Chyba można powiedzieć, że przywykłam już do tego, że obowiązują mnie pewne zasady. Jest to w jakimś stopniu naturalne, że mam się pytać i czekać na pozwolenie. Jednocześnie nie oczekując, że będzie po mojej myśli (z tym to jeszcze czeka mnie masa pracy :D )

Pierwsza zasada, którą dostałam, dotyczyła zakazu orgazmu i dotykania się. Wydaje się to proste, ale nie było i ją złamałam bardzo szybko. Ta reguła obowiązuje cały czas, z małą zmianą. Mam pozwolenie na edging. Kończył się on parę razy nie tak jak powinien, za co przyszło mi płacić. 

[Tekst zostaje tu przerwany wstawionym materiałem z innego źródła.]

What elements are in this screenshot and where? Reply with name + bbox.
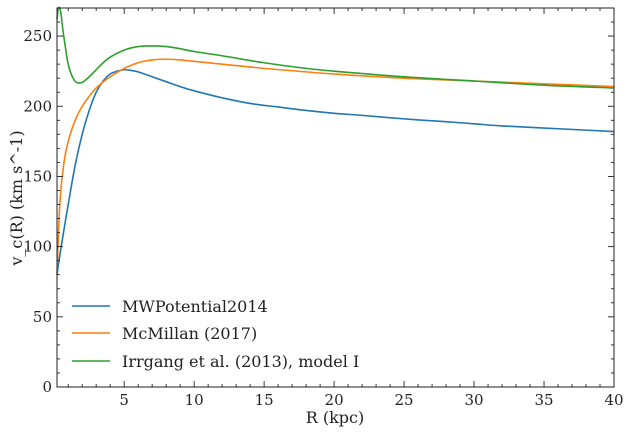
y-tick-label: 200 (23, 97, 52, 115)
y-tick-label: 50 (33, 308, 52, 326)
x-tick-label: 5 (119, 391, 129, 409)
x-tick-label: 20 (325, 391, 344, 409)
x-tick-label: 40 (604, 391, 623, 409)
y-axis-label: v_c(R) (km s^-1) (7, 130, 26, 266)
legend-label-mwpotential2014: MWPotential2014 (122, 297, 268, 316)
x-tick-label: 15 (255, 391, 274, 409)
plot-frame (56, 7, 615, 388)
x-axis-label: R (kpc) (306, 408, 365, 427)
series-line-mwpotential2014 (56, 68, 615, 275)
legend-label-mcmillan-2017: McMillan (2017) (122, 324, 257, 343)
y-tick-label: 150 (23, 167, 52, 185)
curves-layer (56, 6, 615, 275)
series-line-irrgang-et-al-2013-model-i (56, 6, 615, 89)
ticks-layer (57, 8, 615, 388)
x-tick-label: 35 (534, 391, 553, 409)
y-tick-label: 100 (23, 238, 52, 256)
series-line-mcmillan-2017 (56, 58, 615, 275)
legend-label-irrgang-2013: Irrgang et al. (2013), model I (122, 352, 359, 371)
tick-labels-layer: 5 10 15 20 25 30 35 40 0 50 100 150 200 250 (23, 27, 623, 409)
legend: MWPotential2014 McMillan (2017) Irrgang … (72, 297, 359, 371)
y-tick-label: 250 (23, 27, 52, 45)
y-tick-label: 0 (42, 378, 52, 396)
x-tick-label: 25 (395, 391, 414, 409)
x-tick-label: 30 (465, 391, 484, 409)
x-tick-label: 10 (185, 391, 204, 409)
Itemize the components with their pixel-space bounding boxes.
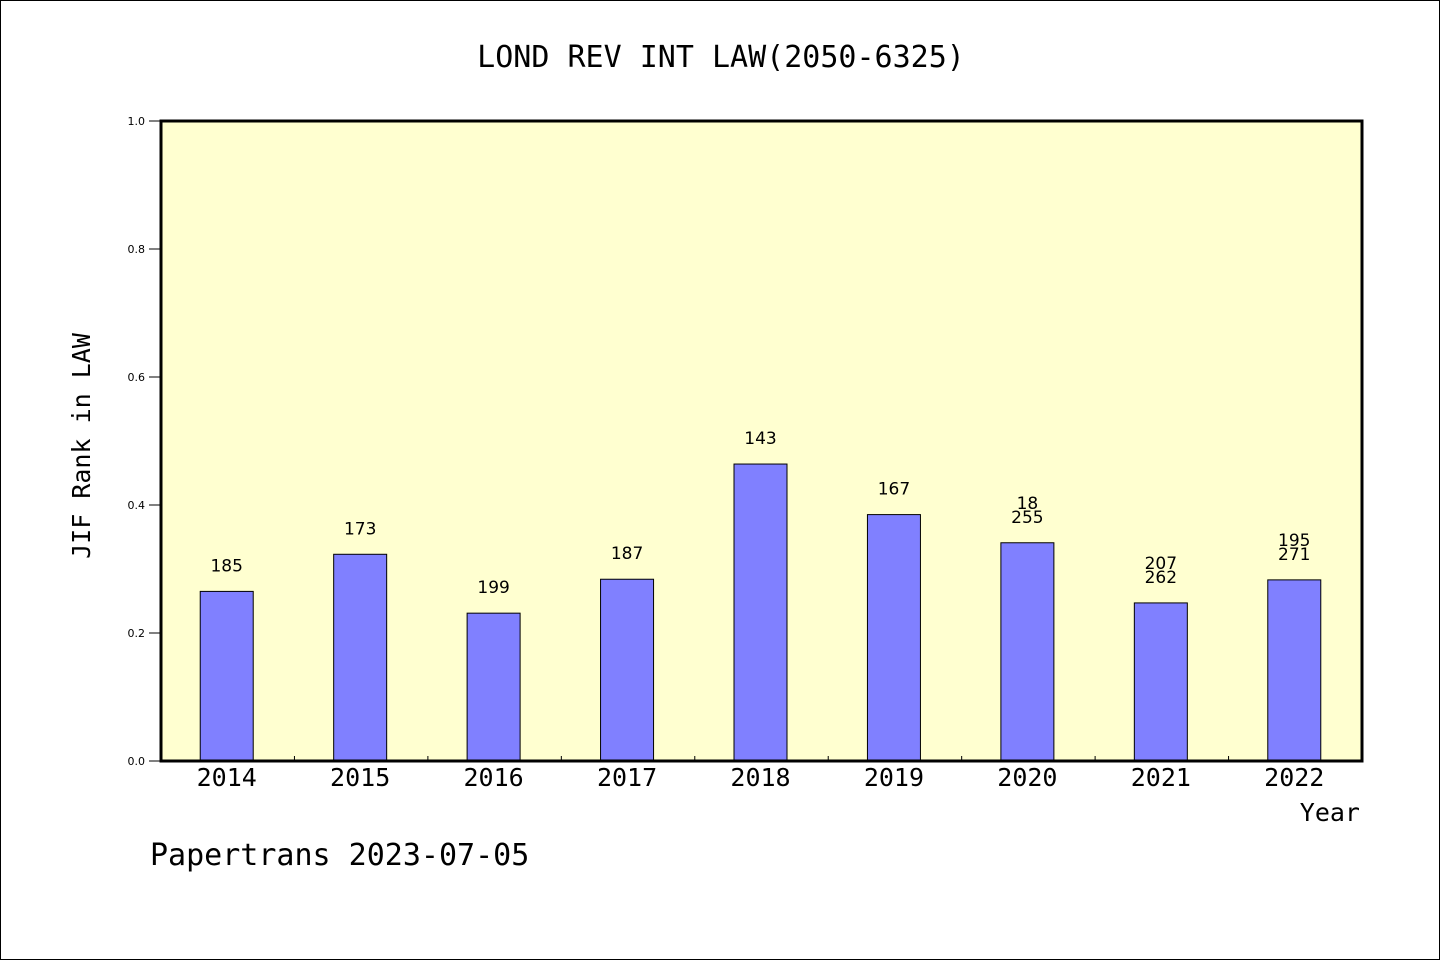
bar-2017 — [600, 578, 655, 762]
bar-2016 — [466, 612, 521, 762]
y-axis: 0.0 0.2 0.4 0.6 0.8 1.0 — [128, 115, 161, 768]
bar-2015 — [333, 553, 388, 762]
bar-label-2016: 199 — [477, 578, 509, 598]
bar-2020 — [1000, 542, 1055, 762]
bar-label-2021-2: 262 — [1145, 568, 1177, 588]
y-tick-label-0.2: 0.2 — [128, 627, 146, 640]
x-tick-label-2016: 2016 — [464, 763, 524, 792]
x-tick-label-2019: 2019 — [864, 763, 924, 792]
y-tick-label-0.8: 0.8 — [128, 243, 146, 256]
bar-2022 — [1267, 579, 1322, 762]
bar-2014 — [199, 590, 254, 762]
bar-label-2017: 187 — [611, 544, 643, 564]
x-tick-label-2014: 2014 — [197, 763, 257, 792]
bar-2019 — [866, 514, 921, 762]
y-tick-label-0.4: 0.4 — [128, 499, 146, 512]
bar-2021 — [1133, 602, 1188, 762]
x-tick-label-2015: 2015 — [330, 763, 390, 792]
x-axis-label: Year — [1300, 798, 1360, 827]
x-tick-label-2020: 2020 — [997, 763, 1057, 792]
x-tick-label-2022: 2022 — [1264, 763, 1324, 792]
y-tick-label-1.0: 1.0 — [128, 115, 146, 128]
bar-label-2019: 167 — [878, 480, 910, 500]
x-axis: 2014 2015 2016 2017 2018 2019 2020 2021 2022 — [197, 756, 1324, 792]
x-tick-label-2021: 2021 — [1131, 763, 1191, 792]
bar-label-2020-1: 18 — [1017, 494, 1039, 514]
bar-label-2018: 143 — [744, 429, 776, 449]
y-axis-label: JIF Rank in LAW — [67, 332, 96, 559]
chart-title: LOND REV INT LAW(2050-6325) — [477, 40, 965, 75]
watermark-text: Papertrans 2023-07-05 — [150, 838, 529, 873]
x-tick-label-2017: 2017 — [597, 763, 657, 792]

Jednak mimo tych zasad i pewnych przyzwyczajeń, które już się wykształciły, nadal odmowa orgazmu po zapytaniu jest trudna. Są różne sytuacje...takie, w których gryzę się w język i próbuje zaakceptować, że po prostu Pan się nie zgadza. Te są dosyć ciężkie... czasami. Jest też czasem tak, że mimo usłyszenia słowa "NIE", proszę Pana znowu i znowu... próbując go przekonać (co czasem się udaje).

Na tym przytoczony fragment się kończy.